Endoplasmic Reticular Stress and Pathogenesis of Experimental Colitis: Mechanism of Action of 5-Amino Salicylic Acid.

Abstract

Inflammatory bowel diseases which are characterized by endoplasmic reticulum (ER) stress and activation of the unfolded protein response (UPR) signaling pathway, are commonly treated with 5-amino salicylic acid (5-ASA). The objective of this study was to investigate the role of 5-amino salicylic acid in the UPR-signaling pathway in experimental colitis. Colitis was induced in male Sprague-Dawley rats by intrarectal instillation of trinitrobenzene sulfonic acid. Animals received 5-amino salicylic acid (100 mg/kg body weight) two hours before the induction of colitis and repeated daily until day 7. The animals were sacrificed on day 7 and tissues were collected for analysis. The expression of protein kinase R (PKR)-like endoplasmic reticulum (ER) kinase (PERK), a mediator of UPR-signaling increased significantly (p < 0.05), while inositol requiring enzyme type-1 (IRE1) and the CCAAT/enhancer-binding homologous protein (CHOP) remained unaltered in the inflamed colon.

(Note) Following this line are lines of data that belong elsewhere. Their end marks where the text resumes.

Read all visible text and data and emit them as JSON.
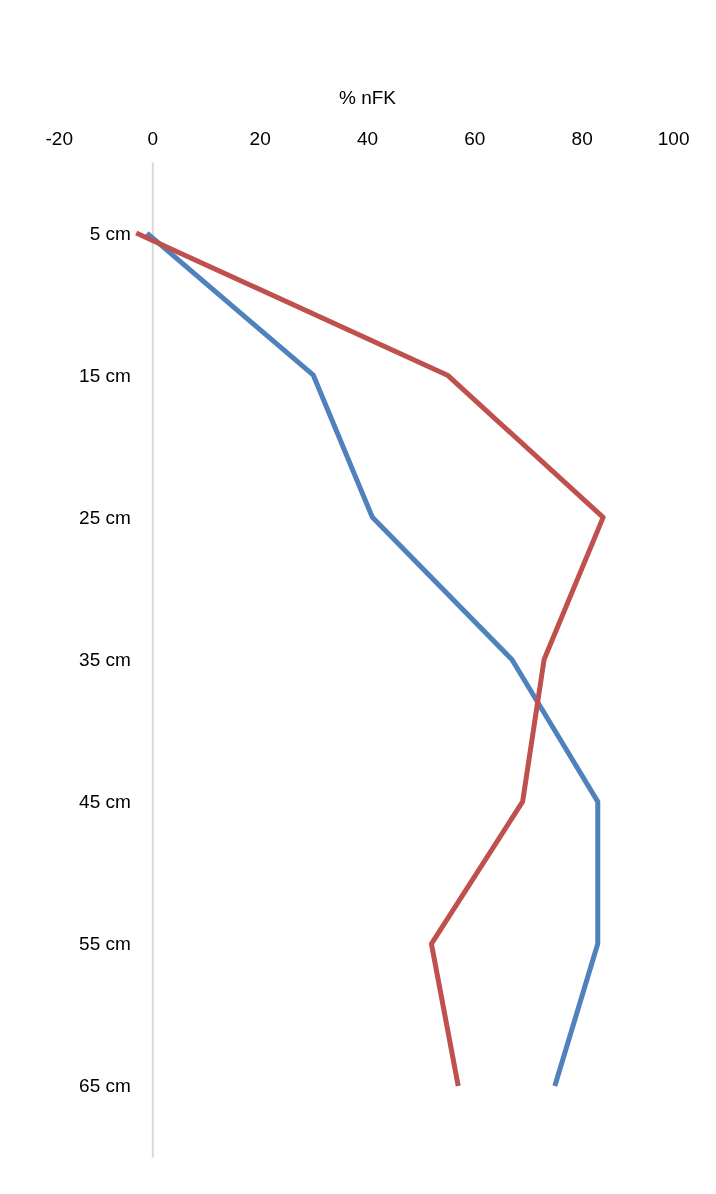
{
  "chart_data": {
    "type": "line",
    "orientation": "horizontal",
    "xlabel": "% nFK",
    "categories": [
      "5 cm",
      "15 cm",
      "25 cm",
      "35 cm",
      "45 cm",
      "55 cm",
      "65 cm"
    ],
    "series": [
      {
        "color": "#4f81bd",
        "values": [
          -1,
          30,
          41,
          67,
          83,
          83,
          75
        ]
      },
      {
        "color": "#c0504d",
        "values": [
          -3,
          55,
          84,
          73,
          69,
          52,
          57
        ]
      }
    ],
    "xlim": [
      -20,
      100
    ],
    "xticks": [
      -20,
      0,
      20,
      40,
      60,
      80,
      100
    ],
    "grid": false,
    "legend": false,
    "marker": "none",
    "line_style": "solid"
  }
}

The expression of glucose regulated protein-78, activator of transcription factor-4 and phosphorylated eukaryotic initiation factor-2α (eIF2αP) increased (p < 0.05) in the inflamed colon. However, the levels of eIF2α protein and mRNA expression remained unchanged. Myeloperoxidase activity, colon weight and infiltration of inflammatory cells increased significantly (p < 0.05) in the submucosa whereas the body weight decreased. These changes were significantly inhibited by 5-amino salicylate treatment. These findings suggest that the anti-inflammatory properties of 5-amino salicylic acid are mediated through the inhibition of the PERK signaling pathway.